Southern Man

Wednesday, May 23, 2012

Facebook and GM

A couple of years ago we saw the government-backed GM IPO; it was (at the time) the largest IPO ever for an American company. 

Last week we saw the somewhat larger Facebook IPO (apparently these days virtual farm equipment is more valuable than the real thing) and the subsequent slide in price and scandal and lawsuits

So Facebook opens at $38 and now trades at $32, a loss of about 20%, and the press is in an uproar. But GM opened at $33 and now trades at $22 - a 33% drop - and the press is silent. To be fair, twenty percent of Facebook might be worth valued at more than a third of GM. And that's just screwed up, right there - real machines ought to be worth more than virtual ones. Then again, Southern Man just paid $2 to download levels for a tower defense game on his iPad. If a few tens of thousands of other people did the same, some programmer was able to create the value of a new car with a few week's effort.

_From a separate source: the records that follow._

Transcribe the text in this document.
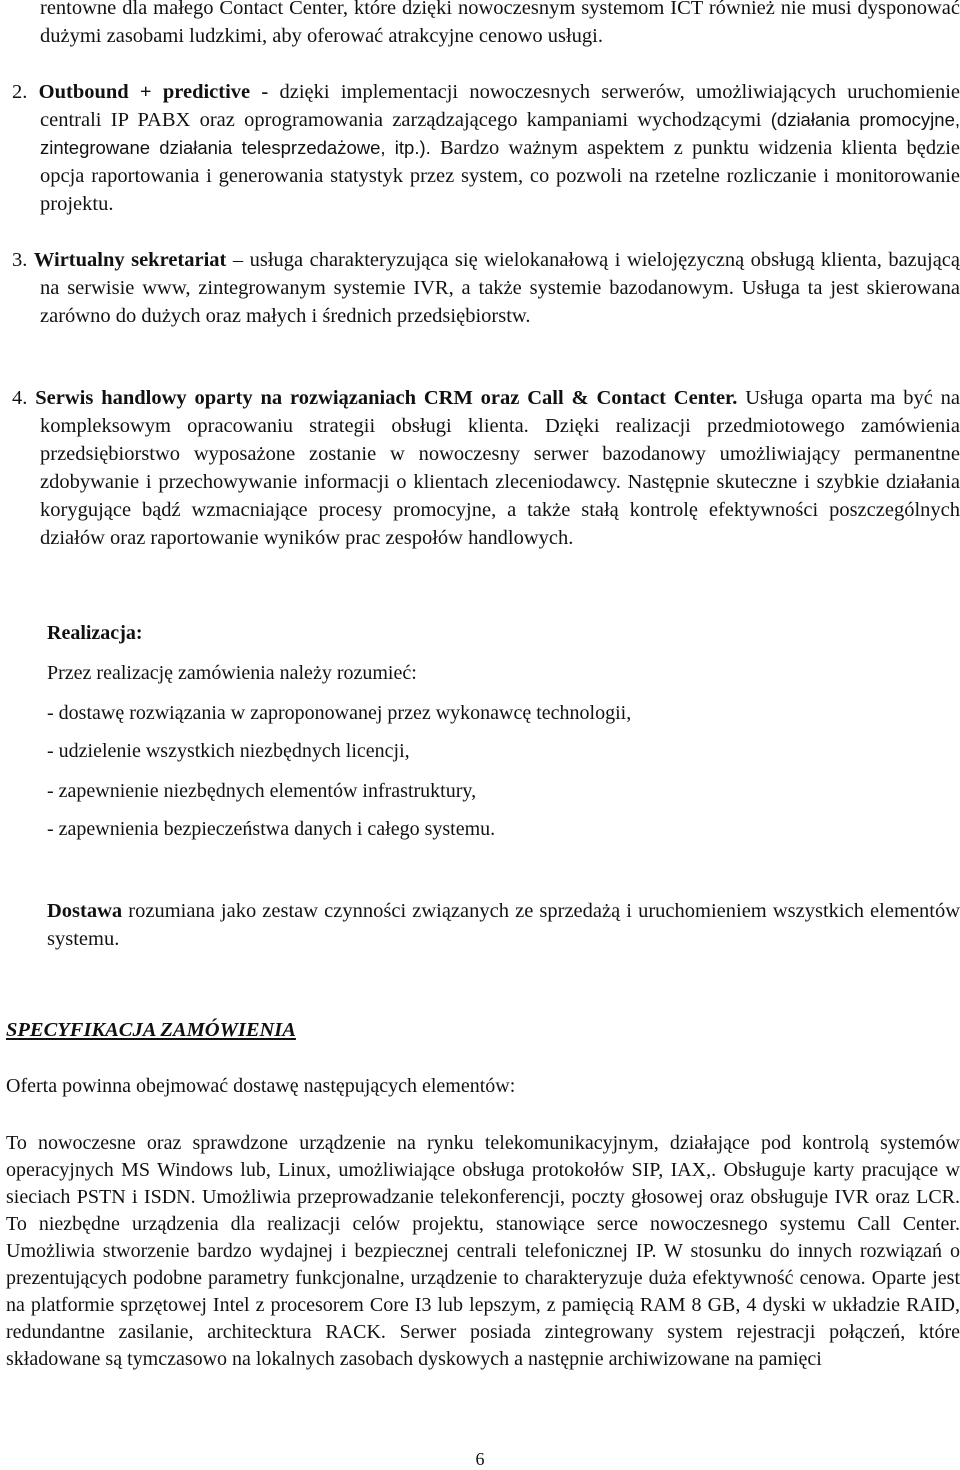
rentowne dla małego Contact Center, które dzięki nowoczesnym systemom ICT również nie musi dysponować dużymi zasobami ludzkimi, aby oferować atrakcyjne cenowo usługi.
2. Outbound + predictive - dzięki implementacji nowoczesnych serwerów, umożliwiających uruchomienie centrali IP PABX oraz oprogramowania zarządzającego kampaniami wychodzącymi (działania promocyjne, zintegrowane działania telesprzedażowe, itp.). Bardzo ważnym aspektem z punktu widzenia klienta będzie opcja raportowania i generowania statystyk przez system, co pozwoli na rzetelne rozliczanie i monitorowanie projektu.
3. Wirtualny sekretariat – usługa charakteryzująca się wielokanałową i wielojęzyczną obsługą klienta, bazującą na serwisie www, zintegrowanym systemie IVR, a także systemie bazodanowym. Usługa ta jest skierowana zarówno do dużych oraz małych i średnich przedsiębiorstw.
4. Serwis handlowy oparty na rozwiązaniach CRM oraz Call & Contact Center. Usługa oparta ma być na kompleksowym opracowaniu strategii obsługi klienta. Dzięki realizacji przedmiotowego zamówienia przedsiębiorstwo wyposażone zostanie w nowoczesny serwer bazodanowy umożliwiający permanentne zdobywanie i przechowywanie informacji o klientach zleceniodawcy. Następnie skuteczne i szybkie działania korygujące bądź wzmacniające procesy promocyjne, a także stałą kontrolę efektywności poszczególnych działów oraz raportowanie wyników prac zespołów handlowych.
Realizacja:
Przez realizację zamówienia należy rozumieć:
- dostawę rozwiązania w zaproponowanej przez wykonawcę technologii,
- udzielenie wszystkich niezbędnych licencji,
- zapewnienie niezbędnych elementów infrastruktury,
- zapewnienia bezpieczeństwa danych i całego systemu.
Dostawa rozumiana jako zestaw czynności związanych ze sprzedażą i uruchomieniem wszystkich elementów systemu.
SPECYFIKACJA ZAMÓWIENIA
Oferta powinna obejmować dostawę następujących elementów:
To nowoczesne oraz sprawdzone urządzenie na rynku telekomunikacyjnym, działające pod kontrolą systemów operacyjnych MS Windows lub, Linux, umożliwiające obsługa protokołów SIP, IAX,. Obsługuje karty pracujące w sieciach PSTN i ISDN. Umożliwia przeprowadzanie telekonferencji, poczty głosowej oraz obsługuje IVR oraz LCR. To niezbędne urządzenia dla realizacji celów projektu, stanowiące serce nowoczesnego systemu Call Center. Umożliwia stworzenie bardzo wydajnej i bezpiecznej centrali telefonicznej IP. W stosunku do innych rozwiązań o prezentujących podobne parametry funkcjonalne, urządzenie to charakteryzuje duża efektywność cenowa. Oparte jest na platformie sprzętowej Intel z procesorem Core I3 lub lepszym, z pamięcią RAM 8 GB, 4 dyski w układzie RAID, redundantne zasilanie, architecktura RACK. Serwer posiada zintegrowany system rejestracji połączeń, które składowane są tymczasowo na lokalnych zasobach dyskowych a następnie archiwizowane na pamięci
6
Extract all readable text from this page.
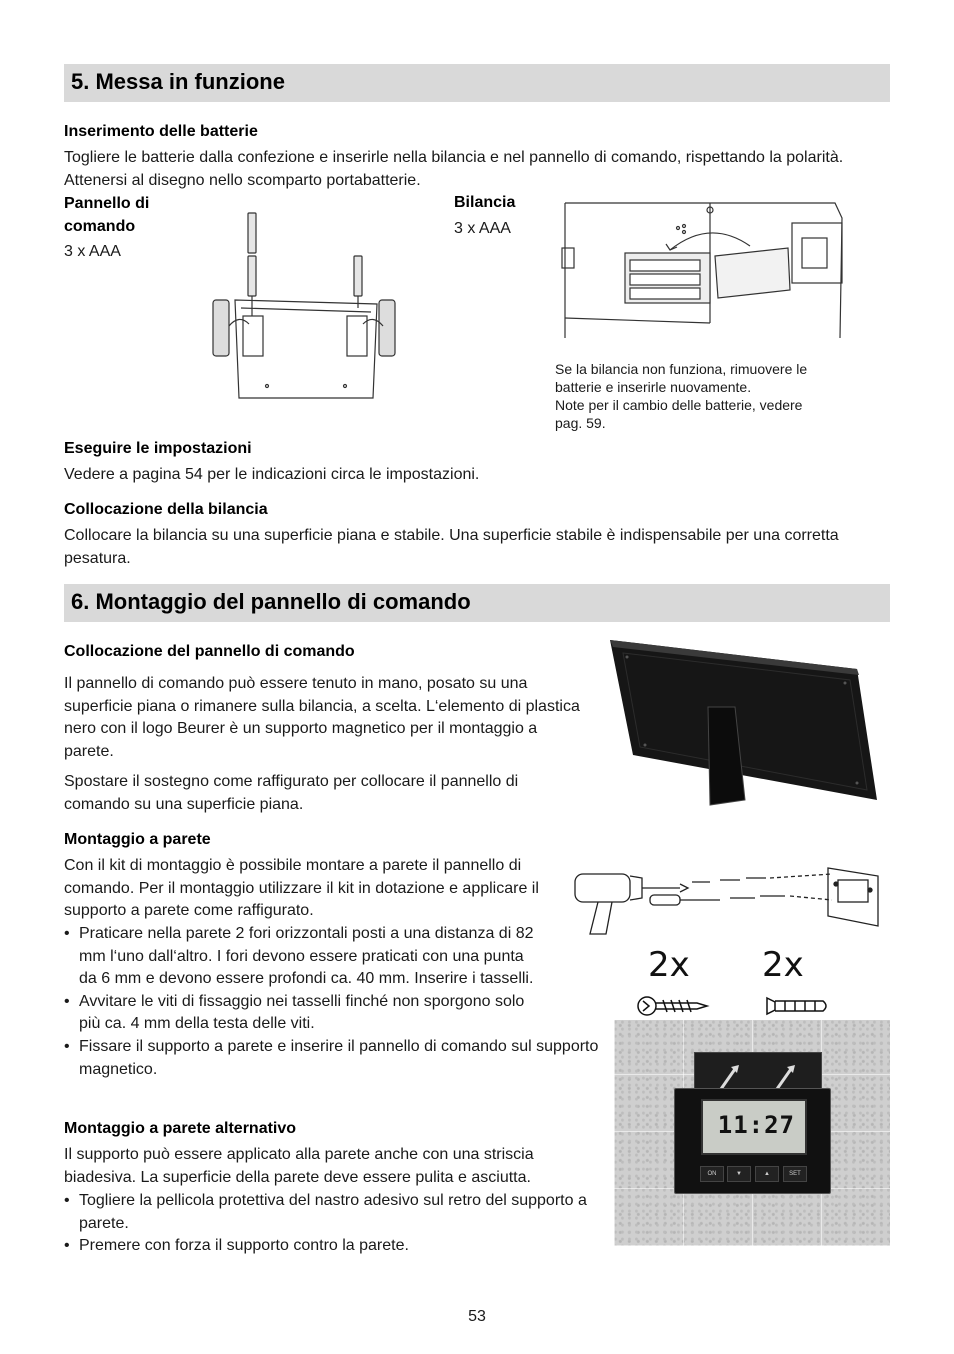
5. Messa in funzione
Inserimento delle batterie
Togliere le batterie dalla confezione e inserirle nella bilancia e nel pannello di comando, rispettando la polarità. Attenersi al disegno nello scomparto portabatterie.
Pannello di
comando
3 x AAA
Bilancia
3 x AAA
Se la bilancia non funziona, rimuovere le
batterie e inserirle nuovamente.
Note per il cambio delle batterie, vedere
pag. 59.
Eseguire le impostazioni
Vedere a pagina 54 per le indicazioni circa le impostazioni.
Collocazione della bilancia
Collocare la bilancia su una superficie piana e stabile. Una superficie stabile è indispensabile per una corretta pesatura.
6. Montaggio del pannello di comando
Collocazione del pannello di comando
Il pannello di comando può essere tenuto in mano, posato su una superficie piana o rimanere sulla bilancia, a scelta. L‘elemento di plastica nero con il logo Beurer è un supporto magnetico per il montaggio a parete.
Spostare il sostegno come raffigurato per collocare il pannello di comando su una superficie piana.
Montaggio a parete
Con il kit di montaggio è possibile montare a parete il pannello di comando. Per il montaggio utilizzare il kit in dotazione e applicare il supporto a parete come raffigurato.
• Praticare nella parete 2 fori orizzontali posti a una distanza di 82 mm l‘uno dall‘altro. I fori devono essere praticati con una punta da 6 mm e devono essere profondi ca. 40 mm. Inserire i tasselli.
• Avvitare le viti di fissaggio nei tasselli finché non sporgono solo più ca. 4 mm della testa delle viti.
• Fissare il supporto a parete e inserire il pannello di comando sul supporto magnetico.
2x 2x
11:27
ON	▼	▲	SET
Montaggio a parete alternativo
Il supporto può essere applicato alla parete anche con una striscia biadesiva. La superficie della parete deve essere pulita e asciutta.
• Togliere la pellicola protettiva del nastro adesivo sul retro del supporto a parete.
• Premere con forza il supporto contro la parete.
53
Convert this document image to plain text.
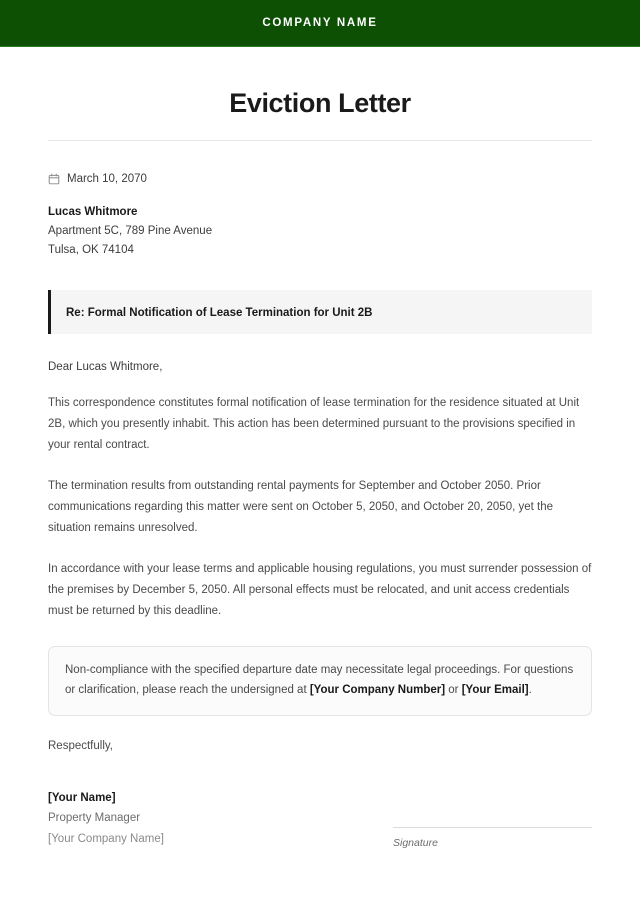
COMPANY NAME
Eviction Letter
March 10, 2070
Lucas Whitmore
Apartment 5C, 789 Pine Avenue
Tulsa, OK 74104
Re: Formal Notification of Lease Termination for Unit 2B

Dear Lucas Whitmore,

This correspondence constitutes formal notification of lease termination for the residence situated at Unit 2B, which you presently inhabit. This action has been determined pursuant to the provisions specified in your rental contract.

The termination results from outstanding rental payments for September and October 2050. Prior communications regarding this matter were sent on October 5, 2050, and October 20, 2050, yet the situation remains unresolved.

In accordance with your lease terms and applicable housing regulations, you must surrender possession of the premises by December 5, 2050. All personal effects must be relocated, and unit access credentials must be returned by this deadline.

Non-compliance with the specified departure date may necessitate legal proceedings. For questions or clarification, please reach the undersigned at [Your Company Number] or [Your Email].

Respectfully,

[Your Name]
Property Manager
[Your Company Name]	Signature
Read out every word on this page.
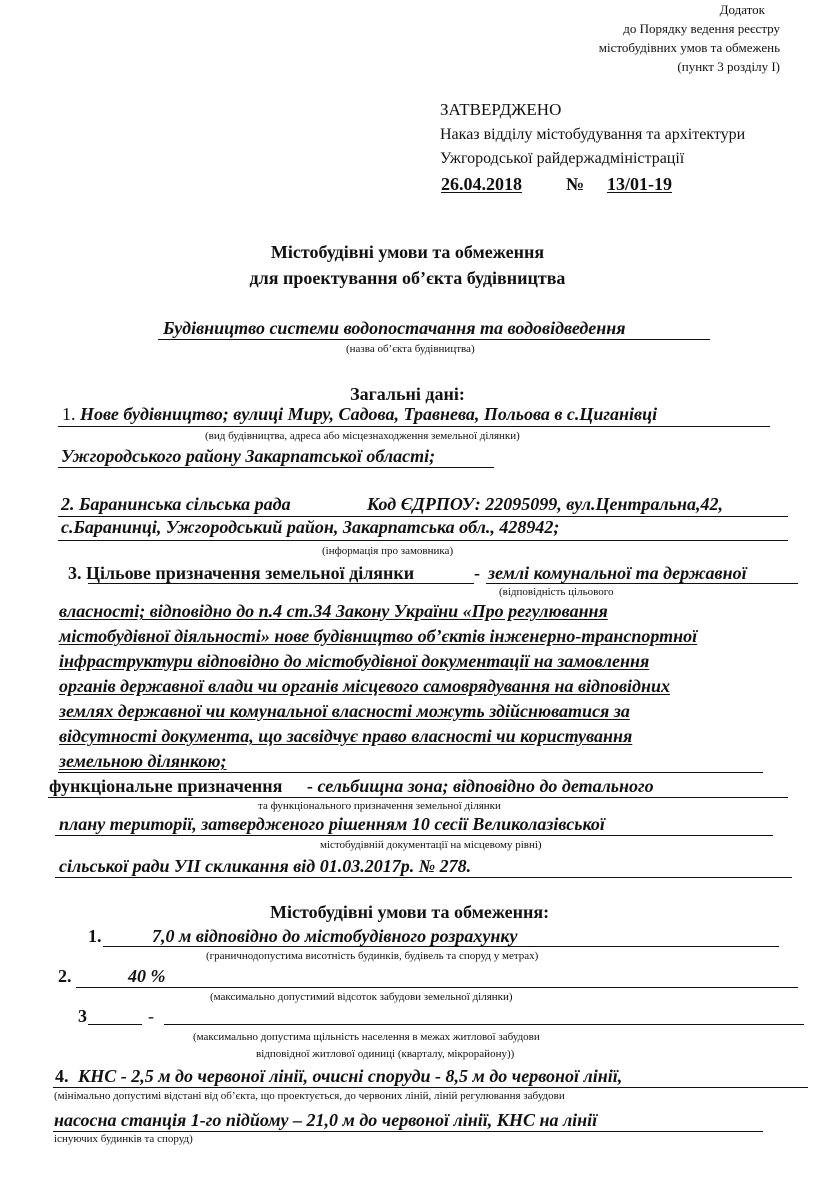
Додаток
до Порядку ведення реєстру
містобудівних умов та обмежень
(пункт 3 розділу I)
ЗАТВЕРДЖЕНО
Наказ відділу містобудування та архітектури
Ужгородської райдержадміністрації
26.04.2018 № 13/01-19
Містобудівні умови та обмеження
для проектування об’єкта будівництва
Будівництво системи водопостачання та водовідведення
(назва об’єкта будівництва)
Загальні дані:
1. Нове будівництво; вулиці Миру, Садова, Травнева, Польова в с.Циганівці
(вид будівництва, адреса або місцезнаходження земельної ділянки)
Ужгородського району Закарпатської області;
2. Баранинська сільська рада	Код ЄДРПОУ: 22095099, вул.Центральна,42,
с.Баранинці, Ужгородський район, Закарпатська обл., 428942;
(інформація про замовника)
3. Цільове призначення земельної ділянки	- землі комунальної та державної
(відповідність цільового
власності; відповідно до п.4 ст.34 Закону України «Про регулювання
містобудівної діяльності» нове будівництво об’єктів інженерно-транспортної
інфраструктури відповідно до містобудівної документації на замовлення
органів державної влади чи органів місцевого самоврядування на відповідних
землях державної чи комунальної власності можуть здійснюватися за
відсутності документа, що засвідчує право власності чи користування
земельною ділянкою;
функціональне призначення - сельбищна зона; відповідно до детального
та функціонального призначення земельної ділянки
плану території, затвердженого рішенням 10 сесії Великолазівської
містобудівній документації на місцевому рівні)
сільської ради УІІ скликання від 01.03.2017р. № 278.
Містобудівні умови та обмеження:
1.	7,0 м відповідно до містобудівного розрахунку
(граничнодопустима висотність будинків, будівель та споруд у метрах)
2.	40 %
(максимально допустимий відсоток забудови земельної ділянки)
3	-
(максимально допустима щільність населення в межах житлової забудови
відповідної житлової одиниці (кварталу, мікрорайону))
4. КНС - 2,5 м до червоної лінії, очисні споруди - 8,5 м до червоної лінії,
(мінімально допустимі відстані від об’єкта, що проектується, до червоних ліній, ліній регулювання забудови
насосна станція 1-го підйому – 21,0 м до червоної лінії, КНС на лінії
існуючих будинків та споруд)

But as Mickey Kaus points out, it's evil when private companies rip off their private investors - thus the uproar - but when the United States Government takes us for a ride it's just fine.

Now, Southern Man was openly skeptical of the Facebook IPO from the beginning. Why would a social-networking site be worth that much money? But he scoffed at the Google IPO as well and we all know how that went; opened at $85, closed that day about 15% up, and slowly and steadily climbed into the neighborhood of $600 per share (which is actually down from a peak around $800 a year or so ago). Not bad for five years. What was the difference? Google was (and is) a scaleable revenue machine. Facebook is not.

The moral of this story is don't take investment advice from Southern Man, who simply plugs away at his stock-based retirement account (which gives him a 40% gain up front from employer matching) and hopes that the market hangs on for a few more years 'till he can pull it out without a big tax penalty and move into a potato economy.